The usual approaches were mentioned:

Should we encourage our grad students to take additional writing courses in the English department? No, this doesn't typically tend to help with science writing, although it may help with some of the most appalling problems with grammar.

Should we assign a lot of writing in our undergrad and grad science classes? We already do this in some classes, but other classes can't reasonably incorporate a writing component.

Should we, as grad advisers, continue to work on writing issues with our advisees? Yes, of course we should, but this is likely to continue to be a major effort without dramatic positive effect for some students.

At about the same time that my faculty colleagues and I were having this most recent discussion of the writing issue, a visiting lawyer-relative bemoaned the lack of writing skills in many of her lawyer colleagues, young and old. She wondered: How did they get through law school without learning some basic writing skills?

How does anyone get through any high school or college without learning basic writing skills? Clearly some people do just that.

In our graduate students, my colleagues and I see no difference in the writing skills of graduates of elite liberal arts colleges vs. large universities, public or private. We encounter excellent writers from small colleges and from large state universities, and we encounter abysmal writers from small colleges and from large state universities.

From what I've seen over the years, the problem of writing-challenged students is not confined to science vs. non-science majors or to university vs. small college students.

This is not a rant about lousy writers. This is a blog post that wonders what to do about lousy writers. Who can help them? And how?

The answer to the question about how people with > 16 years of education can have such a problem writing is surely because writing is so difficult for some people, even when they have been given much advice and have had years of opportunities for practice and improvement.

Note: I am not talking about writer's block or other emotional issues about writing, although such problems may be connected in some way to writing ability. I am speaking here of the ability to construct a clear and logical document.

Some people, with practice and advice, learn to improve their writing skills, but is it possible that some cannot? And if so, what can we do for them?

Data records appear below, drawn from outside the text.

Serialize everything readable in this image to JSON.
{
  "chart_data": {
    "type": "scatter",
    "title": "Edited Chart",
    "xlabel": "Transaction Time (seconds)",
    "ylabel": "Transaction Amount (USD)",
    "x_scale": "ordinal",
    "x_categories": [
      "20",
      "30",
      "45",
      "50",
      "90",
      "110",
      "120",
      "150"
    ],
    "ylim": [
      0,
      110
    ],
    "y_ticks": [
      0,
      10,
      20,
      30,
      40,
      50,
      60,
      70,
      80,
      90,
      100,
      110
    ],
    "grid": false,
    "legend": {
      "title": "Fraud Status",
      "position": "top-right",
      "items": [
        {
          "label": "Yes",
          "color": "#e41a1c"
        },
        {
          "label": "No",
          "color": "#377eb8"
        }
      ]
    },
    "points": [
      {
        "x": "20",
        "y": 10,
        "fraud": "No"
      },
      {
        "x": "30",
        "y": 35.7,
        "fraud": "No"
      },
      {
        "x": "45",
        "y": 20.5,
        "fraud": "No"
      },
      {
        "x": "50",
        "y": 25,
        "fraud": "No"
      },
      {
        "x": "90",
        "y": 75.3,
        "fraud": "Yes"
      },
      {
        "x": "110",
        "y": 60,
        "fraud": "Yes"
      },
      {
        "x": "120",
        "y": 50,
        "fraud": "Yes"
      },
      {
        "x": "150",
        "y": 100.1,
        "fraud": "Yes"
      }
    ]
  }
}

For a couple of my graduating graduate students with particularly severe problems writing, after years of efforts by all concerned, I have had no further advice for them on the topic of how they can improve their writing skills. Instead, my departing advice to them was that they collaborate with people who can write well. In a research team, each person can bring a strength to the group effort; those who can write can help those who can't write (but who can add something else that is important to the research project).

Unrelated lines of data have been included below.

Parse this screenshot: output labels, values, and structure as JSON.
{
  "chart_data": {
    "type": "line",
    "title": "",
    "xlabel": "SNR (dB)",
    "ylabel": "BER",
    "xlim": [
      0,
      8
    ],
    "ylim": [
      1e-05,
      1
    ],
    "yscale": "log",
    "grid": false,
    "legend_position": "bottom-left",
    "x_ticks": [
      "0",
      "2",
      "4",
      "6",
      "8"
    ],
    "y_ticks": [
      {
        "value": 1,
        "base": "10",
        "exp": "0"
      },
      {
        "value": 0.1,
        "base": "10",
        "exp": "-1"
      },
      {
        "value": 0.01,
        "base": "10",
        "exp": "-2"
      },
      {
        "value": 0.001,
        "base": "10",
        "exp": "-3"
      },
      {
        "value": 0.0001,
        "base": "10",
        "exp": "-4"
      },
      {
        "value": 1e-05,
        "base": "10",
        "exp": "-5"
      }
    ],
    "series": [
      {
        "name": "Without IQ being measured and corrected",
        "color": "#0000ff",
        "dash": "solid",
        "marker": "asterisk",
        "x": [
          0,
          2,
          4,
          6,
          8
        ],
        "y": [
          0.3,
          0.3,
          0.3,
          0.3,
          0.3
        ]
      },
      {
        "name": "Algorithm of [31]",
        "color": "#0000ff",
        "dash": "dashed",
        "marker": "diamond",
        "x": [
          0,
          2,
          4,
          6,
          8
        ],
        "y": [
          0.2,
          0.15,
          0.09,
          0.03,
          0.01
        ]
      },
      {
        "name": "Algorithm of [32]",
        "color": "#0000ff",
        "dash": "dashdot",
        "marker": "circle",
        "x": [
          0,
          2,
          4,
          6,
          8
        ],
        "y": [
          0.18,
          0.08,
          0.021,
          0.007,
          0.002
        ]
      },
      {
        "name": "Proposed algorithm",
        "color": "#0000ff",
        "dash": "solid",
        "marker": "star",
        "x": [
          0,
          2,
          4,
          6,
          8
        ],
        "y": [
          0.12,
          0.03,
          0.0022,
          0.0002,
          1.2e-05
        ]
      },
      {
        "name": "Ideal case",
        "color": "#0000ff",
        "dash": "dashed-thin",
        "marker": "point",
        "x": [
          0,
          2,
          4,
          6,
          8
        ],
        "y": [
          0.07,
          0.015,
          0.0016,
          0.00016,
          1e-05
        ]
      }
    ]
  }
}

I am certainly not saying that if my students haven't learned to write with my help, they'll never learn, but of course I am not the only source of writing advice for my students. They have numerous opportunities for writing documents of various length and purpose (term papers, exams, conference abstracts, proposals, thesis chapters) before and during their grad school experience, and they get feedback from many people (fellow students, writing tutors, advisers, other professors) during revisions of drafts. Nevertheless, despite all this input, improvements for some are minor to non-existent.

Of course it would be best if every science PhD could write well on their own, but if someone hasn't been able to do this by the time they get to their dissertation, and only get through the dissertation writing with great pain and a lot of help, what are the chances they will ever write well?

Can we conclude that further improvements in these cases are unlikely, or am I being too pessimistic and not realizing that perhaps all the writing advice over the years may have been insufficient and/or of the wrong sort?

If we can give up on a writing-challenged person's potential for improvement, the options are for them to seek a non-writing kind of career or to find alternative ways of succeeding in an academic career in science despite this handicap (e.g., seeking collaborators with writing skills). I don't know how often the latter arrangement works, but I do know that such situations exist.